Por volta das 19h, os manifestantes desceram o Calçadão da Halfeld entoando diversos hinos. Entre eles, uma paródia da música Rap da Felicidade. “Eu só quero é ser feliz, andar tranquilamente com a roupa que eu escolhi e poder me orgulhar que mesmo com shortinho todos vão me respeitar.” Dali seguiram para a Avenida Getúlio Vargas, que ficou totalmente interditada por cerca de 20 minutos, até que o grupo chegasse à Praça Antônio Carlos. No local, uma roda foi aberta para que 33 mulheres fizessem uma intervenção. Uma a uma elas foram caindo para pedir: estupro nunca mais. A Polícia Militar estimou participação de 200 pessoas. Já a organização disse que cerca de mil pessoas passaram pela passeata.

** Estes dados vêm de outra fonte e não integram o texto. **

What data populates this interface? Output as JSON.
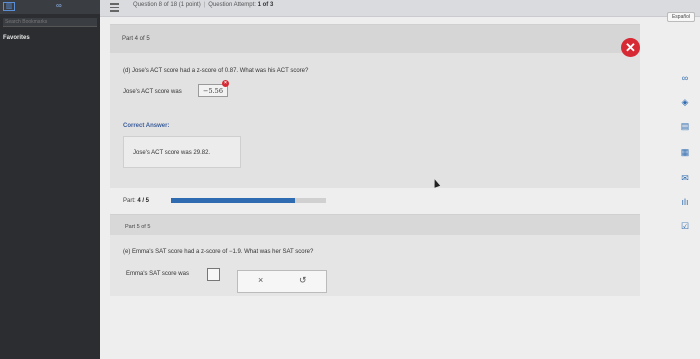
{
  "sidebar": {
    "top_button": "▥",
    "top_button2": "∞",
    "search_placeholder": "Search Bookmarks",
    "favorites_label": "Favorites"
  },
  "header": {
    "question_text": "Question 8 of 18 (1 point)",
    "attempt_text_prefix": "Question Attempt: ",
    "attempt_value": "1 of 3"
  },
  "part4": {
    "label": "Part 4 of 5",
    "question": "(d) Jose's ACT score had a z-score of 0.87. What was his ACT score?",
    "answer_label": "Jose's ACT score was",
    "answer_value": "−5.56",
    "correct_label": "Correct Answer:",
    "correct_text": "Jose's ACT score was 29.82."
  },
  "progress": {
    "label_prefix": "Part: ",
    "label_value": "4 / 5",
    "fraction": 0.8
  },
  "part5": {
    "label": "Part 5 of 5",
    "question": "(e) Emma's SAT score had a z-score of −1.9. What was her SAT score?",
    "answer_label": "Emma's SAT score was",
    "tool_clear": "×",
    "tool_undo": "↺"
  },
  "right_toolbar": {
    "language_button": "Español",
    "icons": [
      "∞",
      "◈",
      "▤",
      "▦",
      "✉",
      "ılı",
      "☑"
    ]
  },
  "colors": {
    "close_red": "#d72934",
    "progress_blue": "#2f6bb1",
    "correct_label_blue": "#3b5d9a"
  }
}
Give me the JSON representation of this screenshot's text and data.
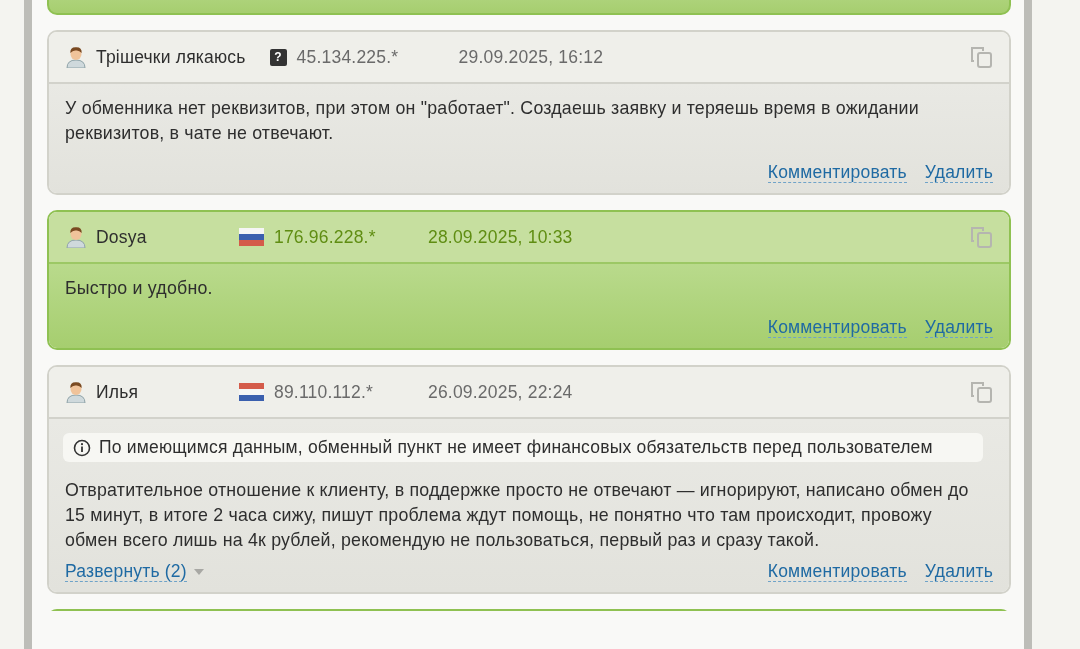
{
  "top_cut_card": {
    "kind": "positive"
  },
  "reviews": [
    {
      "kind": "neutral",
      "author": "Трішечки лякаюсь",
      "origin": {
        "kind": "unknown",
        "mark": "?"
      },
      "ip": "45.134.225.*",
      "date": "29.09.2025, 16:12",
      "text": "У обменника нет реквизитов, при этом он \"работает\". Создаешь заявку и теряешь время в ожидании реквизитов, в чате не отвечают.",
      "actions": [
        "Комментировать",
        "Удалить"
      ]
    },
    {
      "kind": "positive",
      "author": "Dosya",
      "origin": {
        "kind": "ru"
      },
      "ip": "176.96.228.*",
      "date": "28.09.2025, 10:33",
      "text": "Быстро и удобно.",
      "actions": [
        "Комментировать",
        "Удалить"
      ]
    },
    {
      "kind": "neutral",
      "author": "Илья",
      "origin": {
        "kind": "nl"
      },
      "ip": "89.110.112.*",
      "date": "26.09.2025, 22:24",
      "notice": "По имеющимся данным, обменный пункт не имеет финансовых обязательств перед пользователем",
      "text": "Отвратительное отношение к клиенту, в поддержке просто не отвечают — игнорируют, написано обмен до 15 минут, в итоге 2 часа сижу, пишут проблема ждут помощь, не понятно что там происходит, провожу обмен всего лишь на 4к рублей, рекомендую не пользоваться, первый раз и сразу такой.",
      "expand": {
        "label": "Развернуть (2)",
        "expanded": false
      },
      "actions": [
        "Комментировать",
        "Удалить"
      ]
    }
  ],
  "bottom_cut_card": {
    "kind": "positive"
  }
}
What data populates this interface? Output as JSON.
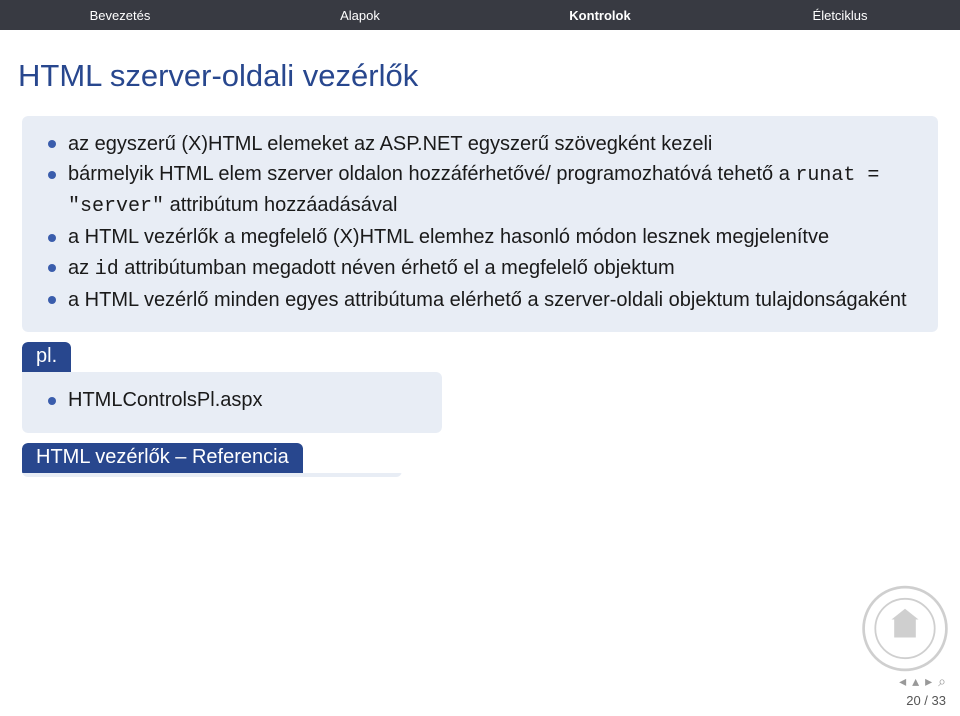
{
  "nav": {
    "items": [
      {
        "label": "Bevezetés"
      },
      {
        "label": "Alapok"
      },
      {
        "label": "Kontrolok"
      },
      {
        "label": "Életciklus"
      }
    ]
  },
  "title": "HTML szerver-oldali vezérlők",
  "main_block": {
    "items": [
      "az egyszerű (X)HTML elemeket az ASP.NET egyszerű szövegként kezeli",
      {
        "pre": "bármelyik HTML elem szerver oldalon hozzáférhetővé/ programozhatóvá tehető a ",
        "code": "runat = \"server\"",
        "post": " attribútum hozzáadásával"
      },
      "a HTML vezérlők a megfelelő (X)HTML elemhez hasonló módon lesznek megjelenítve",
      {
        "pre": "az ",
        "code": "id",
        "post": " attribútumban megadott néven érhető el a megfelelő objektum"
      },
      "a HTML vezérlő minden egyes attribútuma elérhető a szerver-oldali objektum tulajdonságaként"
    ]
  },
  "example_block": {
    "head": "pl.",
    "item": "HTMLControlsPl.aspx"
  },
  "ref_block": {
    "head": "HTML vezérlők – Referencia"
  },
  "page_counter": "20 / 33"
}
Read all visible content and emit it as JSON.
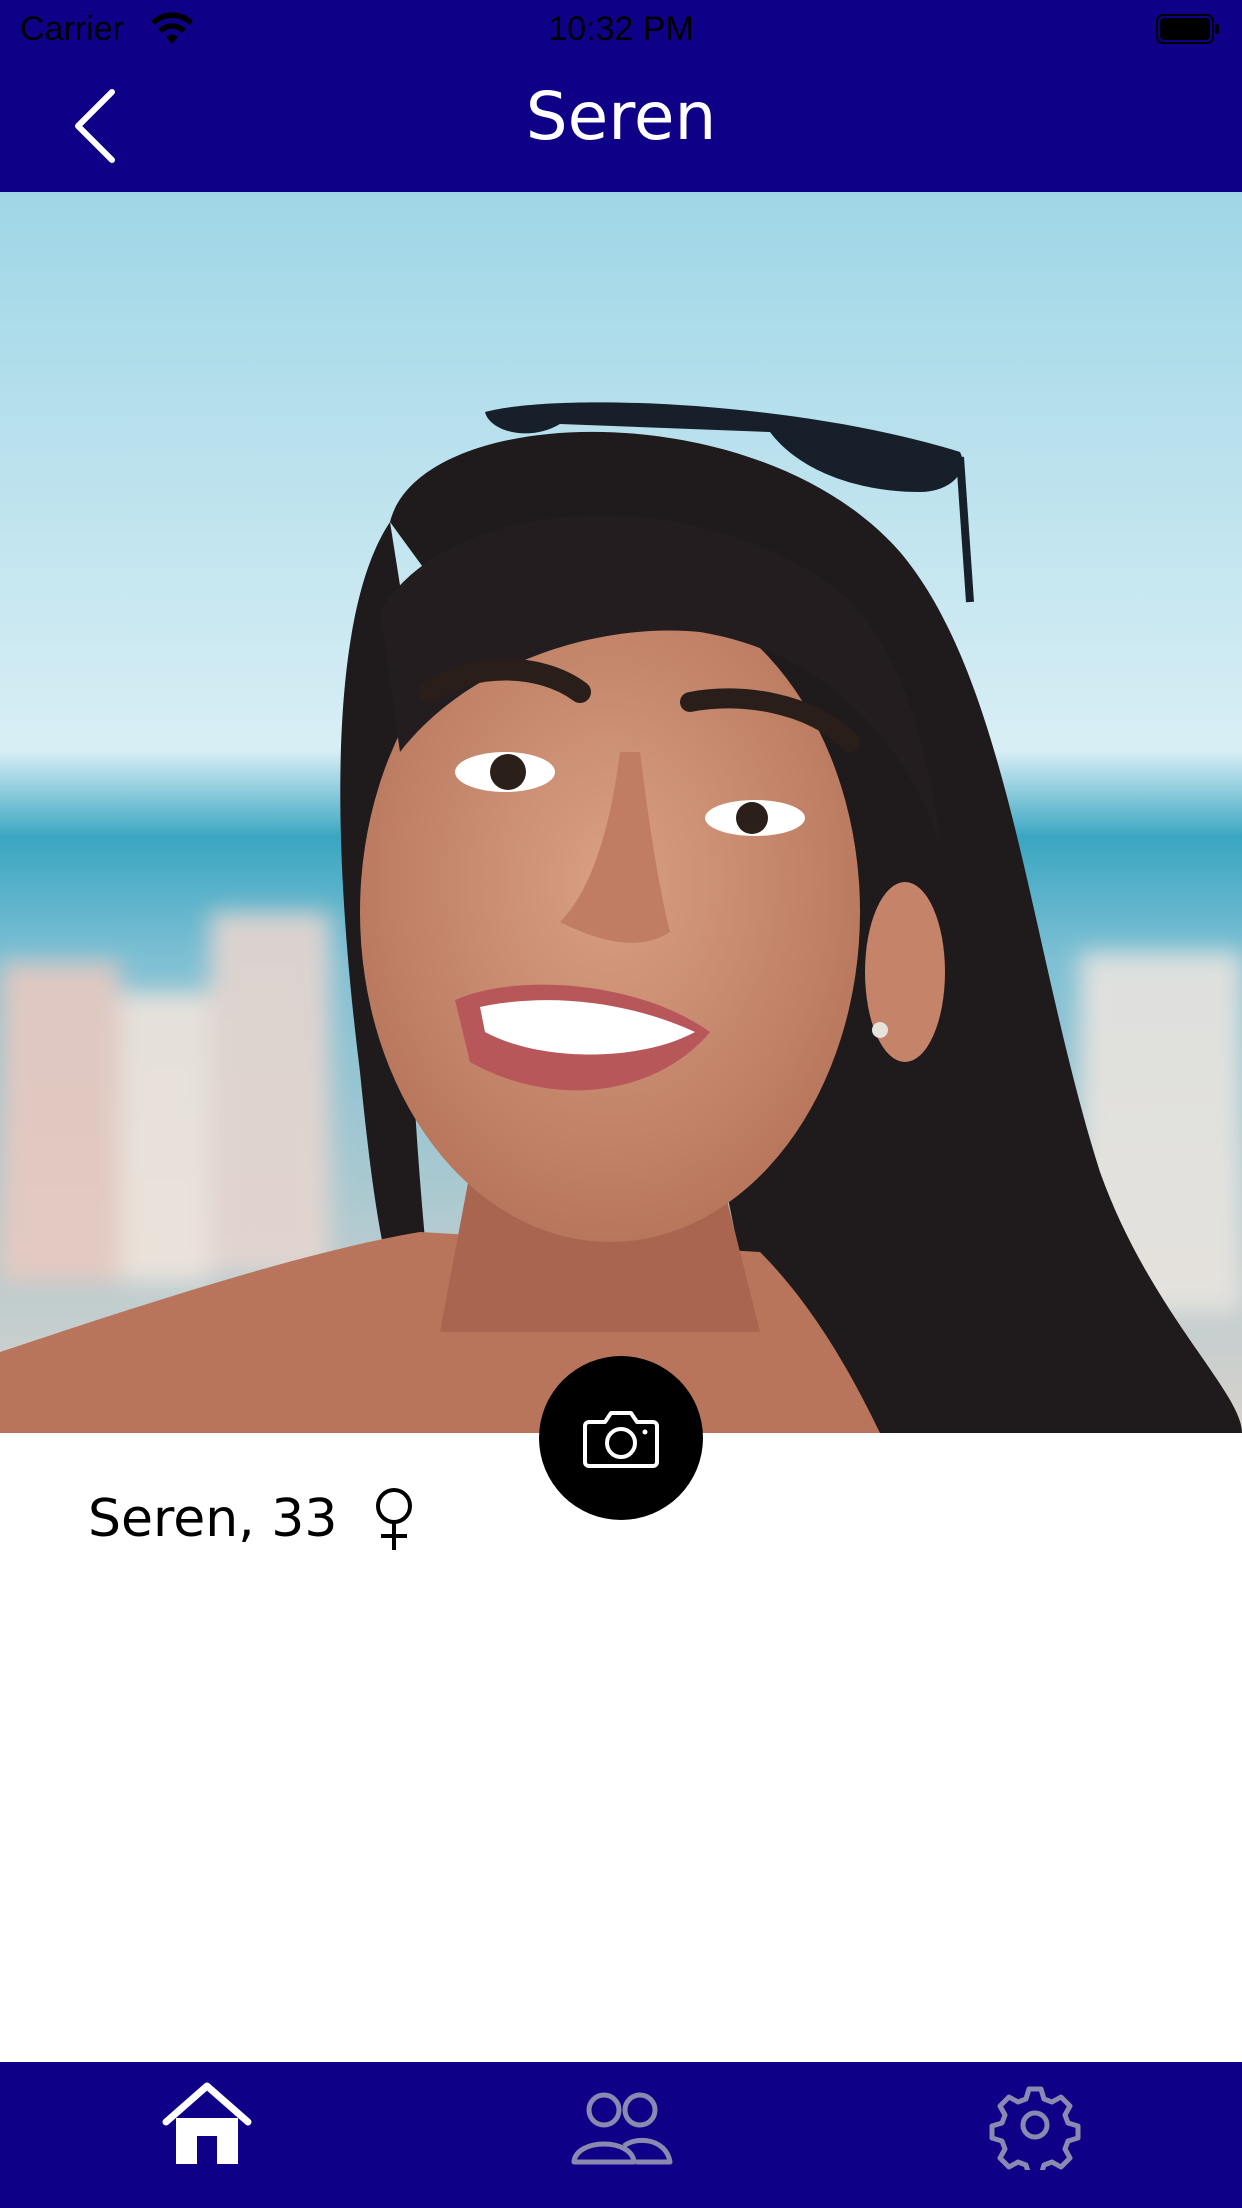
{
  "status_bar": {
    "carrier": "Carrier",
    "time": "10:32 PM",
    "icons": [
      "wifi-icon",
      "battery-icon"
    ]
  },
  "nav": {
    "title": "Seren",
    "back_icon": "chevron-left-icon"
  },
  "profile": {
    "name_age": "Seren, 33",
    "gender_icon": "female-symbol-icon",
    "photo": "profile-photo"
  },
  "camera_button": {
    "icon": "camera-icon"
  },
  "tab_bar": {
    "tabs": [
      {
        "name": "home",
        "icon": "home-icon",
        "active": true
      },
      {
        "name": "people",
        "icon": "people-icon",
        "active": false
      },
      {
        "name": "settings",
        "icon": "gear-icon",
        "active": false
      }
    ]
  },
  "colors": {
    "brand": "#0f0088",
    "active_tab": "#ffffff",
    "inactive_tab": "#8a8ab0",
    "camera_bg": "#000000"
  }
}
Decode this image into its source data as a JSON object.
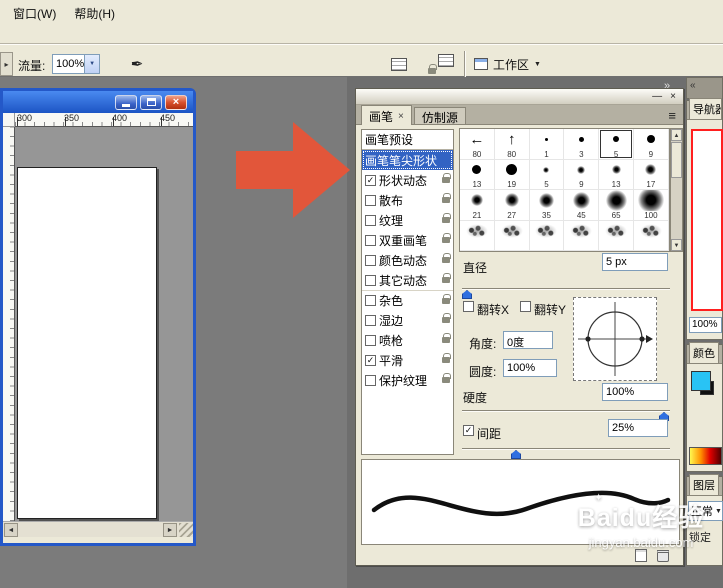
{
  "icons": {
    "close": "×",
    "minimize": "—",
    "menu": "≡",
    "dropdown": "▼",
    "scroll_up": "▲",
    "scroll_down": "▼",
    "scroll_left": "◄",
    "scroll_right": "►",
    "collapse_right": "»",
    "collapse_left": "«",
    "check": "✓",
    "caret": "▸",
    "arrow_brush_left": "←",
    "arrow_brush_up": "↑",
    "airbrush_pen": "✒",
    "sparkle": "✦"
  },
  "menu_bar": {
    "items": [
      {
        "label": "窗口(W)"
      },
      {
        "label": "帮助(H)"
      }
    ]
  },
  "options_bar": {
    "flow": {
      "label": "流量:",
      "value": "100%"
    },
    "workspace": {
      "label": "工作区"
    }
  },
  "document_window": {
    "ruler_marks": [
      "300",
      "350",
      "400",
      "450"
    ]
  },
  "brush_panel": {
    "tabs": [
      {
        "label": "画笔",
        "active": true
      },
      {
        "label": "仿制源",
        "active": false
      }
    ],
    "presets_label": "画笔预设",
    "tip_shape_label": "画笔笔尖形状",
    "options": [
      {
        "label": "形状动态",
        "checked": true
      },
      {
        "label": "散布",
        "checked": false
      },
      {
        "label": "纹理",
        "checked": false
      },
      {
        "label": "双重画笔",
        "checked": false
      },
      {
        "label": "颜色动态",
        "checked": false
      },
      {
        "label": "其它动态",
        "checked": false
      },
      {
        "label": "杂色",
        "checked": false
      },
      {
        "label": "湿边",
        "checked": false
      },
      {
        "label": "喷枪",
        "checked": false
      },
      {
        "label": "平滑",
        "checked": true
      },
      {
        "label": "保护纹理",
        "checked": false
      }
    ],
    "grid": {
      "cells": [
        {
          "type": "arrow-left",
          "label": "80"
        },
        {
          "type": "arrow-up",
          "label": "80"
        },
        {
          "type": "dot",
          "size": 1,
          "label": "1"
        },
        {
          "type": "dot",
          "size": 3,
          "label": "3"
        },
        {
          "type": "dot",
          "size": 5,
          "label": "5",
          "selected": true
        },
        {
          "type": "dot",
          "size": 9,
          "label": "9"
        },
        {
          "type": "dot",
          "size": 13,
          "label": "13"
        },
        {
          "type": "dot",
          "size": 19,
          "label": "19"
        },
        {
          "type": "soft",
          "size": 5,
          "label": "5"
        },
        {
          "type": "soft",
          "size": 9,
          "label": "9"
        },
        {
          "type": "soft",
          "size": 13,
          "label": "13"
        },
        {
          "type": "soft",
          "size": 17,
          "label": "17"
        },
        {
          "type": "soft",
          "size": 21,
          "label": "21"
        },
        {
          "type": "soft",
          "size": 27,
          "label": "27"
        },
        {
          "type": "soft",
          "size": 35,
          "label": "35"
        },
        {
          "type": "soft",
          "size": 45,
          "label": "45"
        },
        {
          "type": "soft",
          "size": 65,
          "label": "65"
        },
        {
          "type": "soft",
          "size": 100,
          "label": "100"
        },
        {
          "type": "texture",
          "label": ""
        },
        {
          "type": "texture",
          "label": ""
        },
        {
          "type": "texture",
          "label": ""
        },
        {
          "type": "texture",
          "label": ""
        },
        {
          "type": "texture",
          "label": ""
        },
        {
          "type": "texture",
          "label": ""
        }
      ]
    },
    "diameter": {
      "label": "直径",
      "value": "5 px",
      "percent": 0
    },
    "flip_x_label": "翻转X",
    "flip_y_label": "翻转Y",
    "angle": {
      "label": "角度:",
      "value": "0度"
    },
    "roundness": {
      "label": "圆度:",
      "value": "100%"
    },
    "hardness": {
      "label": "硬度",
      "value": "100%",
      "percent": 100
    },
    "spacing": {
      "label": "间距",
      "value": "25%",
      "checked": true,
      "percent": 25
    }
  },
  "right_dock": {
    "navigator": {
      "tab": "导航器",
      "zoom": "100%"
    },
    "color": {
      "tab": "颜色",
      "swatch": "#29c3f4"
    },
    "layers": {
      "tab": "图层",
      "blend_mode": "正常",
      "lock_label": "锁定"
    }
  },
  "watermark": {
    "title": "Baidu经验",
    "url": "jingyan.baidu.com"
  },
  "colors": {
    "arrow": "#e2563a",
    "selection": "#3263c3",
    "slider_thumb": "#2f6fe0",
    "navigator_frame": "#ff1f1f"
  }
}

A manifestação foi criada nas redes sociais. Os participantes também repudiaram os projetos de lei 6055/2013 e 5069/2013, que representam, na visão deles, atrasos em relação às conquistas das mulheres, pois, respectivamente, intentam revogar o atendimento às vítimas de violência sexual e criminalizam o uso da pílula do dia seguinte (método que pode evitar que uma vítima de estupro tenha de passar por um trauma ainda maior enfrentando uma gravidez).